Secondly, Marsden Point. The Government develops the bizarre argument that Marsden Point was a single point of failure and so closing it and importing refined products from a range of sources somehow improves security of supply.
This is nonsense. If markets and shipping are working well, there’s no security of supply issue, and getting the best economic deal makes sense. But ‘security of supply’ means having options when markets and shipping aren’t working. If that happens, being unable to process crude oil reduces options. In that situation, price won’t matter, but physical availability will.
This is the biggest gap in the Government’s thinking. The world is full of oil producers (and lots of refiners) who will want to sell to us, especially if the price is high (the phrase ‘war profiteering’ applies here).
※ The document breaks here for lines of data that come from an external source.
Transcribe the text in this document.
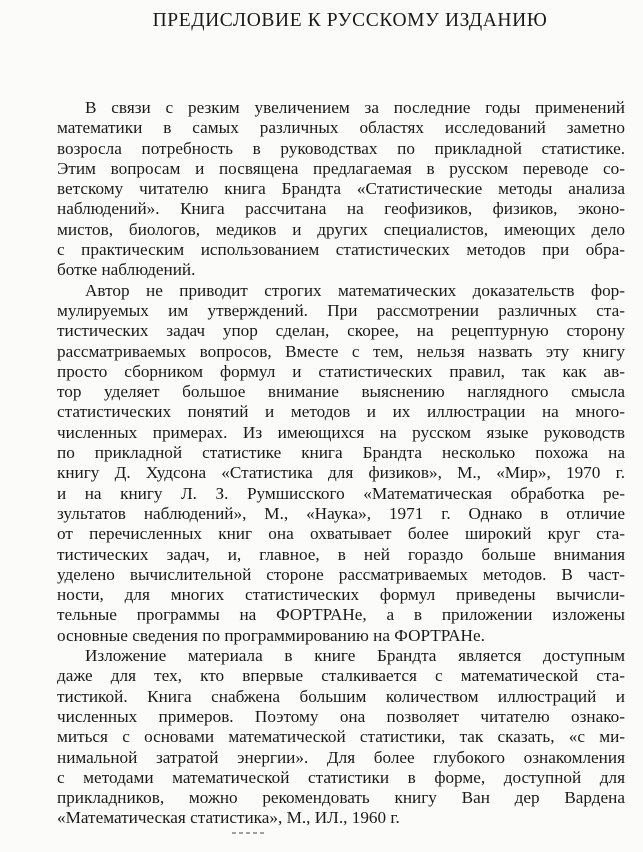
ПРЕДИСЛОВИЕ К РУССКОМУ ИЗДАНИЮ
В связи с резким увеличением за последние годы применений
математики в самых различных областях исследований заметно
возросла потребность в руководствах по прикладной статистике.
Этим вопросам и посвящена предлагаемая в русском переводе со-
ветскому читателю книга Брандта «Статистические методы анализа
наблюдений». Книга рассчитана на геофизиков, физиков, эконо-
мистов, биологов, медиков и других специалистов, имеющих дело
с практическим использованием статистических методов при обра-
ботке наблюдений.
Автор не приводит строгих математических доказательств фор-
мулируемых им утверждений. При рассмотрении различных ста-
тистических задач упор сделан, скорее, на рецептурную сторону
рассматриваемых вопросов, Вместе с тем, нельзя назвать эту книгу
просто сборником формул и статистических правил, так как ав-
тор уделяет большое внимание выяснению наглядного смысла
статистических понятий и методов и их иллюстрации на много-
численных примерах. Из имеющихся на русском языке руководств
по прикладной статистике книга Брандта несколько похожа на
книгу Д. Худсона «Статистика для физиков», М., «Мир», 1970 г.
и на книгу Л. З. Румшисского «Математическая обработка ре-
зультатов наблюдений», М., «Наука», 1971 г. Однако в отличие
от перечисленных книг она охватывает более широкий круг ста-
тистических задач, и, главное, в ней гораздо больше внимания
уделено вычислительной стороне рассматриваемых методов. В част-
ности, для многих статистических формул приведены вычисли-
тельные программы на ФОРТРАНе, а в приложении изложены
основные сведения по программированию на ФОРТРАНе.
Изложение материала в книге Брандта является доступным
даже для тех, кто впервые сталкивается с математической ста-
тистикой. Книга снабжена большим количеством иллюстраций и
численных примеров. Поэтому она позволяет читателю ознако-
миться с основами математической статистики, так сказать, «с ми-
нимальной затратой энергии». Для более глубокого ознакомления
с методами математической статистики в форме, доступной для
прикладников, можно рекомендовать книгу Ван дер Вардена
«Математическая статистика», М., ИЛ., 1960 г.
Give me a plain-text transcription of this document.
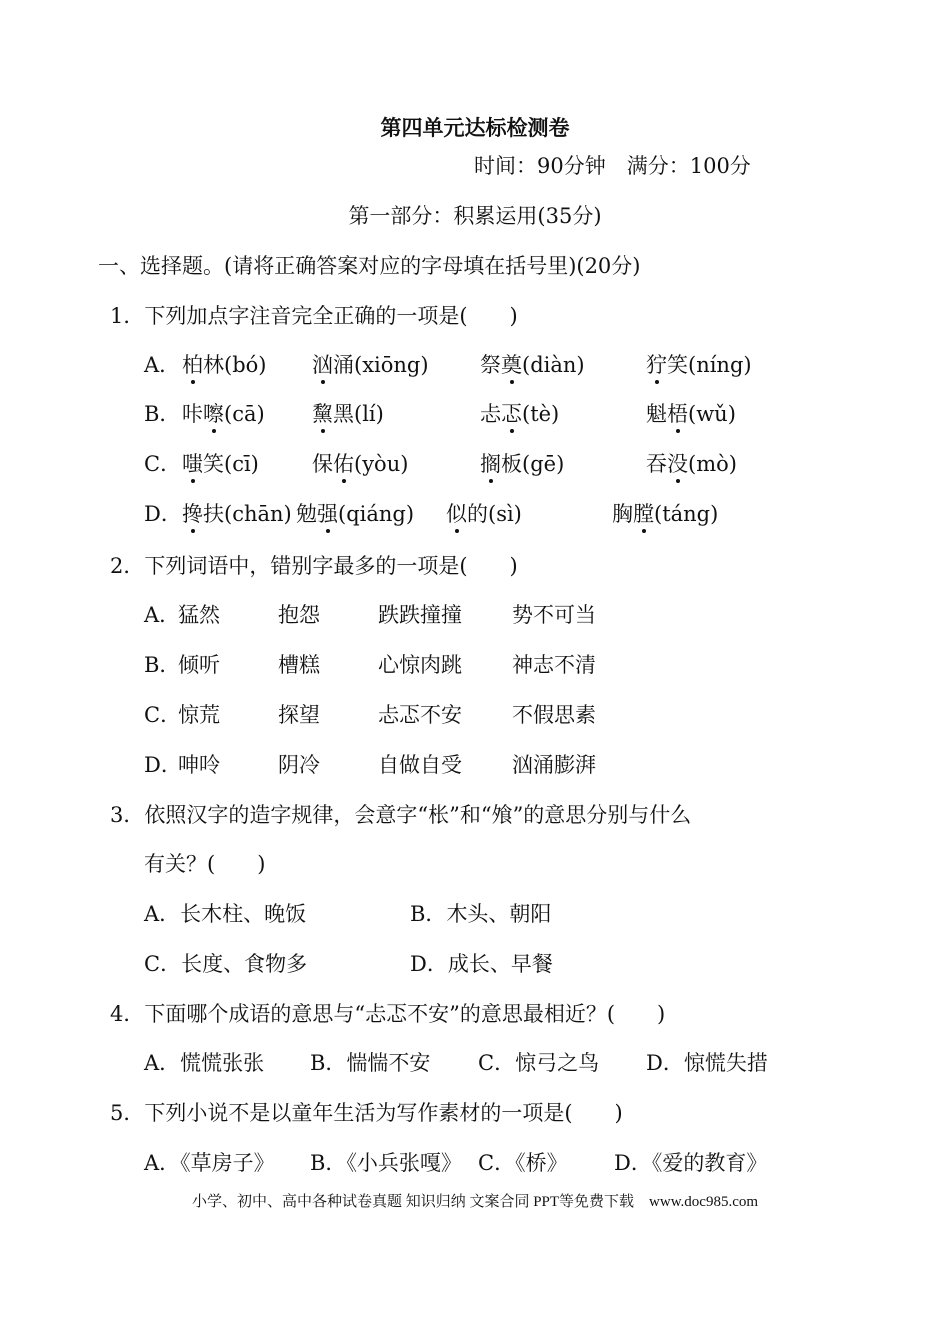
第四单元达标检测卷
时间：90分钟　满分：100分
第一部分：积累运用(35分)
一、选择题。(请将正确答案对应的字母填在括号里)(20分)
1．下列加点字注音完全正确的一项是(　　)
A． 柏林(bó) 汹涌(xiōng) 祭奠(diàn)	狞笑(níng)
B． 咔嚓(cā) 黧黑(lí)	忐忑(tè)	魁梧(wǔ)
C． 嗤笑(cī)	保佑(yòu)	搁板(gē)	吞没(mò)
D． 搀扶(chān) 勉强(qiáng) 似的(sì)	胸膛(táng)
2．下列词语中，错别字最多的一项是(　　)
A．
猛然	抱怨	跌跌撞撞 势不可当
B．
倾听	槽糕	心惊肉跳 神志不清
C．
惊荒	探望	忐忑不安 不假思素
D．
呻呤	阴冷	自做自受 汹涌膨湃
3．依照汉字的造字规律，会意字“枨”和“飧”的意思分别与什么
有关？(　　)
A．长木柱、晚饭	B．木头、朝阳
C．长度、食物多	D．成长、早餐
4．下面哪个成语的意思与“忐忑不安”的意思最相近？(　　)
A．慌慌张张 B．惴惴不安 C．惊弓之鸟 D．惊慌失措
5．下列小说不是以童年生活为写作素材的一项是(　　)
A．《草房子》 B．《小兵张嘎》 C．《桥》 D．《爱的教育》
小学、初中、高中各种试卷真题 知识归纳 文案合同 PPT等免费下载　www.doc985.com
But shipping is the issue. If there’s war around Taiwan, ship owners will look to see what their risks are before sailing anywhere near, and a lot of the world’s shipping (and a lot coming our way) goes through Asian waters that may be contested in wartime.
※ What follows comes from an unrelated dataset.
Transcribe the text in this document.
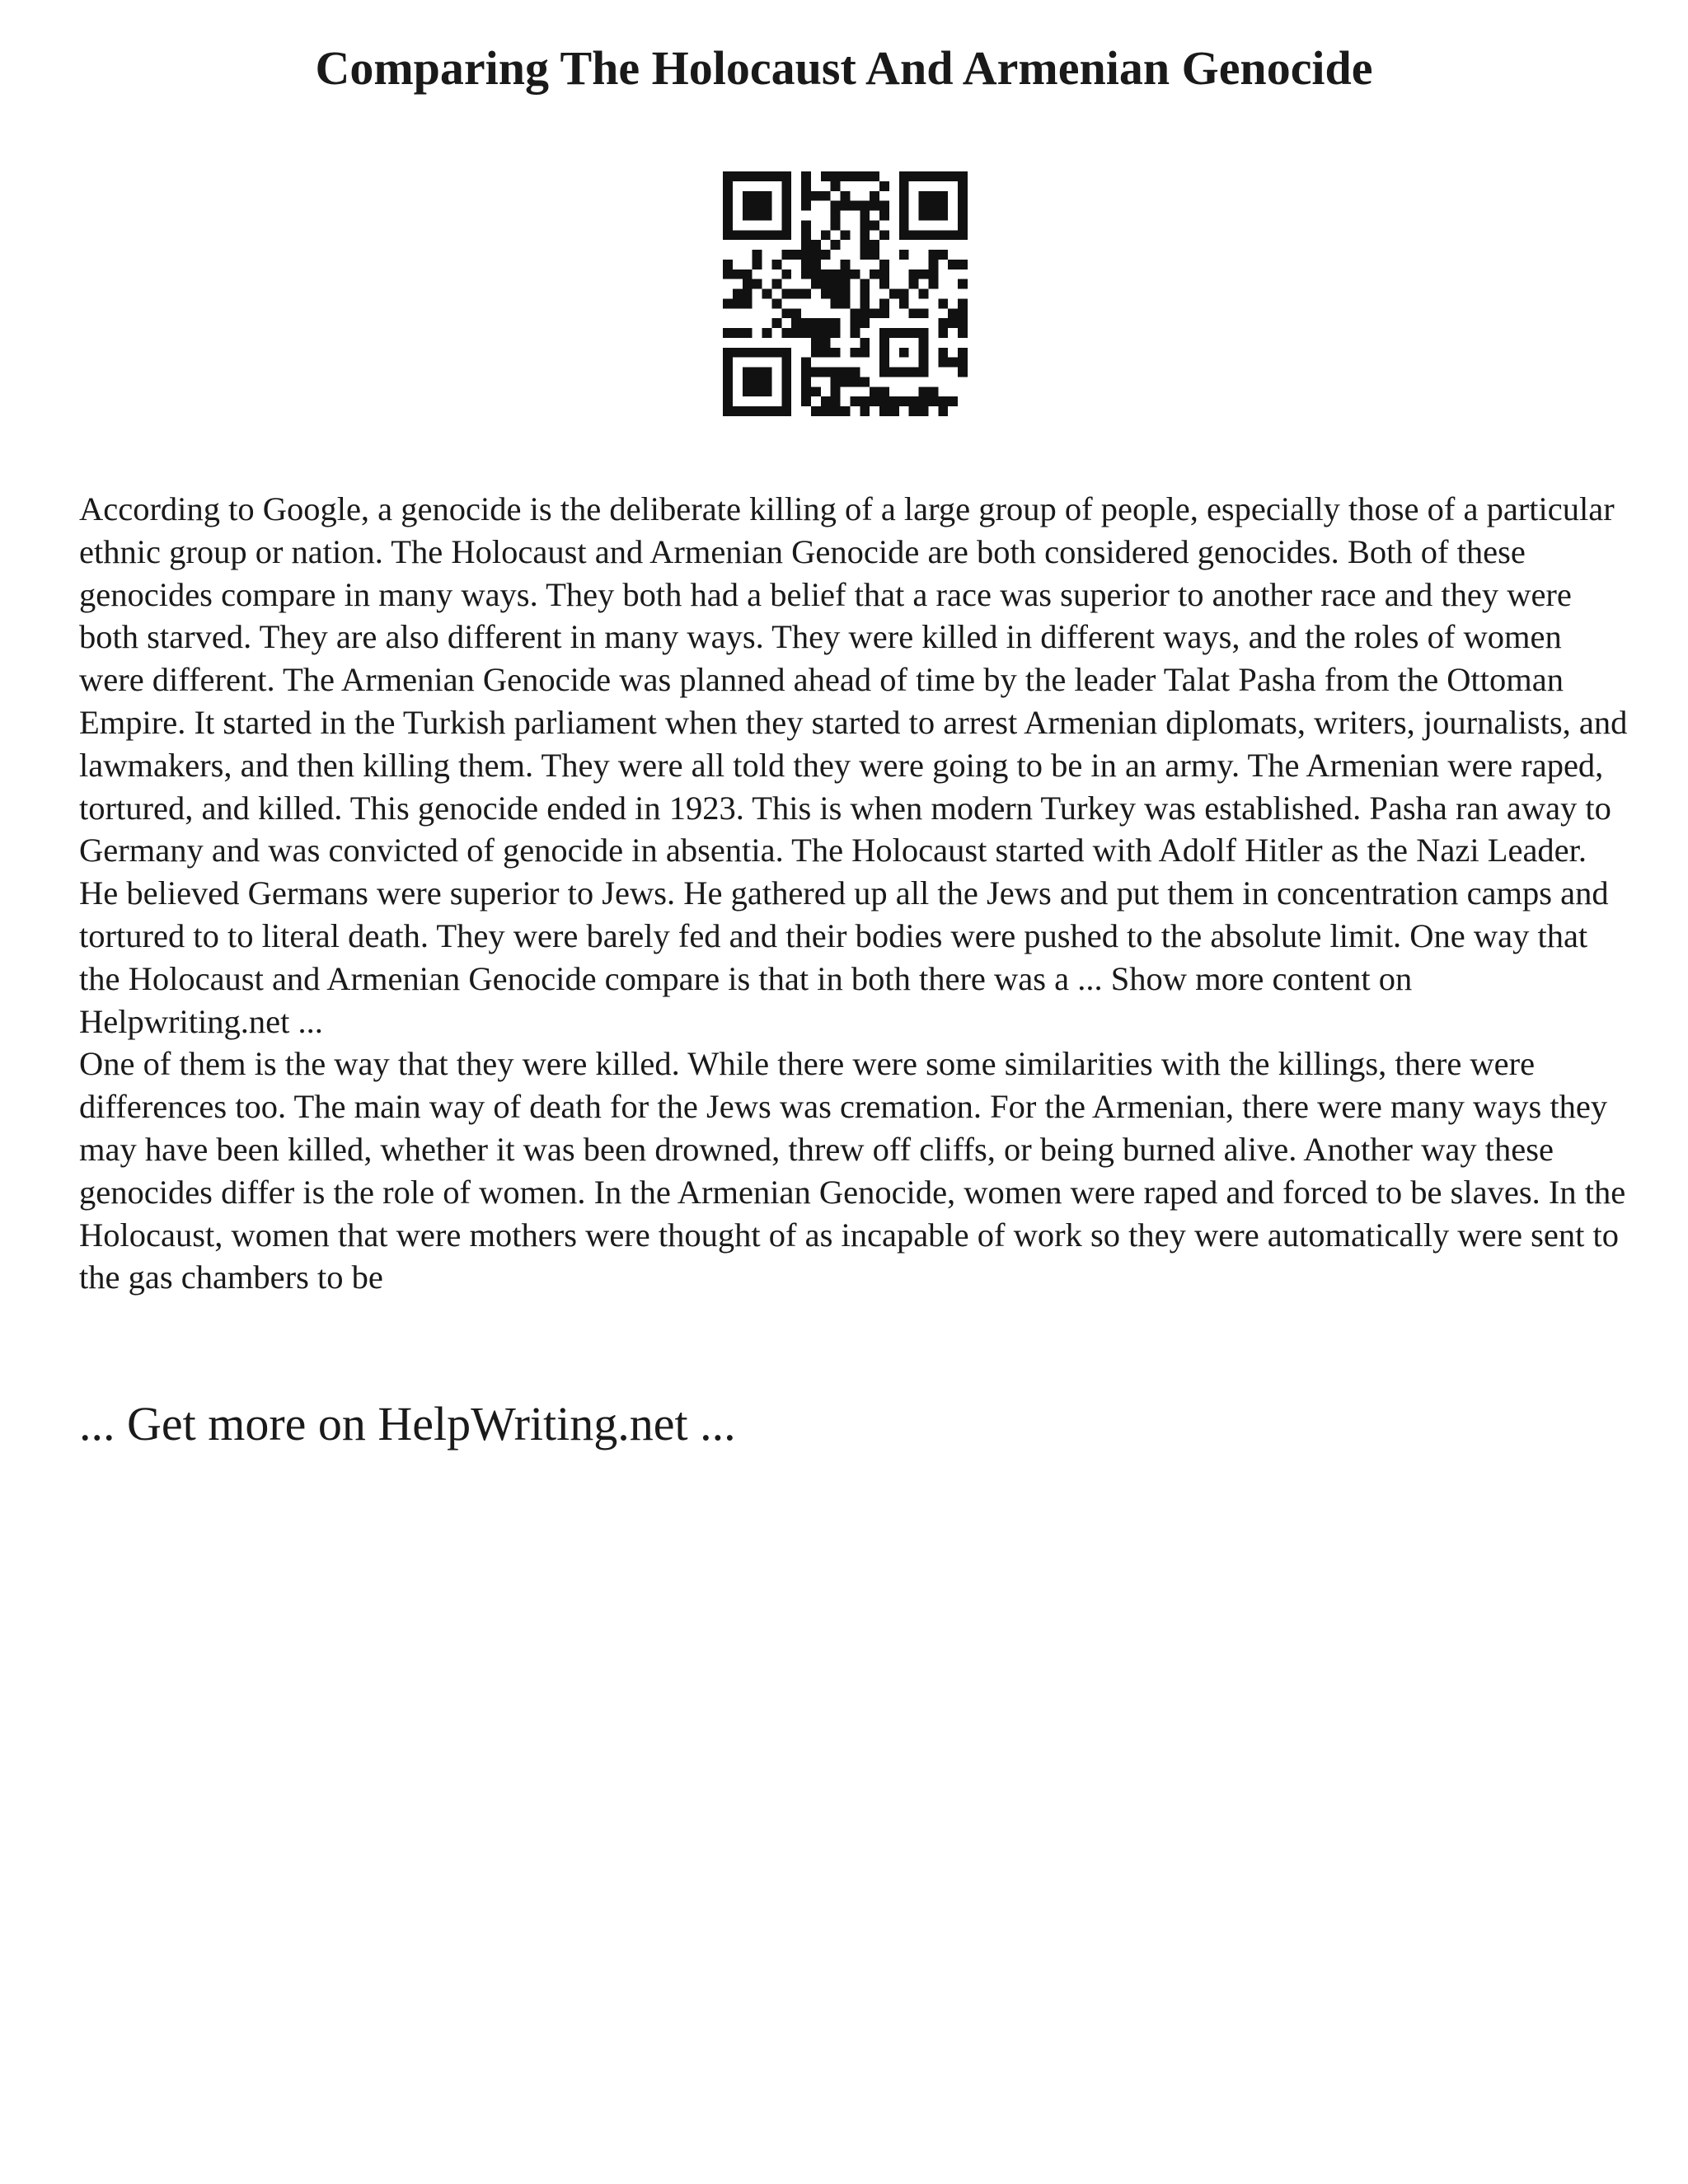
Comparing The Holocaust And Armenian Genocide

According to Google, a genocide is the deliberate killing of a large group of people, especially those of a particular ethnic group or nation. The Holocaust and Armenian Genocide are both considered genocides. Both of these genocides compare in many ways. They both had a belief that a race was superior to another race and they were both starved. They are also different in many ways. They were killed in different ways, and the roles of women were different. The Armenian Genocide was planned ahead of time by the leader Talat Pasha from the Ottoman Empire. It started in the Turkish parliament when they started to arrest Armenian diplomats, writers, journalists, and lawmakers, and then killing them. They were all told they were going to be in an army. The Armenian were raped, tortured, and killed. This genocide ended in 1923. This is when modern Turkey was established. Pasha ran away to Germany and was convicted of genocide in absentia. The Holocaust started with Adolf Hitler as the Nazi Leader. He believed Germans were superior to Jews. He gathered up all the Jews and put them in concentration camps and tortured to to literal death. They were barely fed and their bodies were pushed to the absolute limit. One way that the Holocaust and Armenian Genocide compare is that in both there was a ... Show more content on Helpwriting.net ...

One of them is the way that they were killed. While there were some similarities with the killings, there were differences too. The main way of death for the Jews was cremation. For the Armenian, there were many ways they may have been killed, whether it was been drowned, threw off cliffs, or being burned alive. Another way these genocides differ is the role of women. In the Armenian Genocide, women were raped and forced to be slaves. In the Holocaust, women that were mothers were thought of as incapable of work so they were automatically were sent to the gas chambers to be

... Get more on HelpWriting.net ...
Which leads to insurance. If ships are at risk, insurers won’t cover them, and they won’t sail. If they won’t sail, we’re stuck. Our biggest risk isn’t physical blockade by the Chinese navy (unlikely), it’s economic blockade by the shipping underwriters at Lloyds of London (very likely in a shooting war). The shipping insurance market is really powerful: to nobble the Russians’ oil sales, next week the EU and UK are introducing a partial ban on shipping insurance for tankers carrying cheap Russian crude oil. As that moment approaches, the Financial Times reported industry folk saying “… the coming days mark a moment of deep peril for the oil market…”. Insurance really matters.
Could the Government do better? Yes. Stockholding onshore will help (it’ll buy time, if things get sticky). Being prepared to lease and then to self-insure tankers would be a big, bold step. But maybe the only really effective one. It would only require preparation, not action while insurance markets are working. Doing it with Australia might help too (a lot of New Zealand’s crude oil exports are trans-Tasman, so keeping that supply chain open helps both sides). I think there is a real war risk around Taiwan, but we don’t need to catastrophise. Just being open about risks and having credible plans would be a great start (just like the early days of Covid). Welcome to the new world.
Ian Fletcher is a former head of New Zealand’s security agency, the GCSB, chief executive of the UK Patents Office, free trade negotiator with the European Commission and biosecurity expert for the Queensland government. These days he is a commercial flower grower in the Wairarapa and consultant to the apiculture industry with NZ Beekeeping Inc and chairperson of the Mānuka Honey Appellation Society.